Note: I've already submitted this to Tivo - just placing it here to see if there are any "seconds". 

My kids have the Tivo App on their phone/tablets and they love it. Especially the ability to watch live TV! But - ocassionally they accidentally click Watch on TV - and my channel sudddenly changes! I would love to be able to disable the Remote Control feature on selected devices. 

grover4
Tivo Premiere 4 - Lifetime
Tivo Stream


----------



## jrtroo (Feb 4, 2008)

not from me.


----------



## eboydog (Mar 24, 2006)

grover4 said:


> Note: I've already submitted this to Tivo - just placing it here to see if there are any "seconds".
> 
> My kids have the Tivo App on their phone/tablets and they love it. Especially the ability to watch live TV! But - ocassionally they accidentally click Watch on TV - and my channel sudddenly changes! I would love to be able to disable the Remote Control feature on selected devices.
> 
> ...


Are they using the Apple app remote or are you saying that when they select live TV it takes over the channel you are watching? You can turn off remote network control in the settings. I don't use the Apple app to watch live TV but doing so just records the selected live channel, I'm not sure if I understand the issue in how it effects your viewing when this occurs.


----------



## grover4 (Apr 8, 2014)

eboydog said:


> Are they using the Apple app remote or are you saying that when they select live TV it takes over the channel you are watching?

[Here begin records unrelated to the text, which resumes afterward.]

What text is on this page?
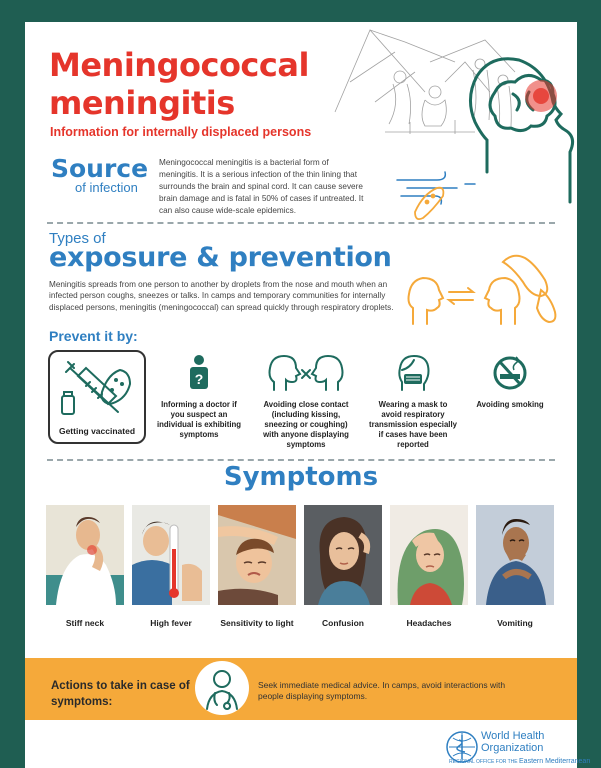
Meningococcal
meningitis
Information for internally displaced persons
Source
of infection
Meningococcal meningitis is a bacterial form of meningitis. It is a serious infection of the thin lining that surrounds the brain and spinal cord. It can cause severe brain damage and is fatal in 50% of cases if untreated. It can also cause wide-scale epidemics.
Types of
exposure & prevention
Meningitis spreads from one person to another by droplets from the nose and mouth when an infected person coughs, sneezes or talks. In camps and temporary communities for internally displaced persons, meningitis (meningococcal) can spread quickly through respiratory droplets.
Prevent it by:
Getting vaccinated
?
Informing a doctor if you suspect an individual is exhibiting symptoms
Avoiding close contact (including kissing, sneezing or coughing) with anyone displaying symptoms
Wearing a mask to avoid respiratory transmission especially if cases have been reported
Avoiding smoking
Symptoms
Stiff neck	High fever	Sensitivity to light	Confusion	Headaches	Vomiting
Actions to take in case of symptoms:
Seek immediate medical advice. In camps, avoid interactions with people displaying symptoms.
World Health
Organization
REGIONAL OFFICE FOR THE Eastern Mediterranean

They are "accidentally" clicking "Watch on TV" instead of "Watch on iPhone". Suddenly "The Blacklist" is switched over to Zach and Cody or something.



eboydog said:


> You can turn off remote network control in the settings.


I *think* you can only do this on the Tivo DVR itself. I'm trying to avoid this this as I want to be able to control it with *my* iPhone. I just don't want every device in the house being a remote.

Just imagine 5 remotes in the house all with the ability to control the TV you are watching at any time - all from some other room.

If there is a way to disable this in the App - I haven't found it.....


----------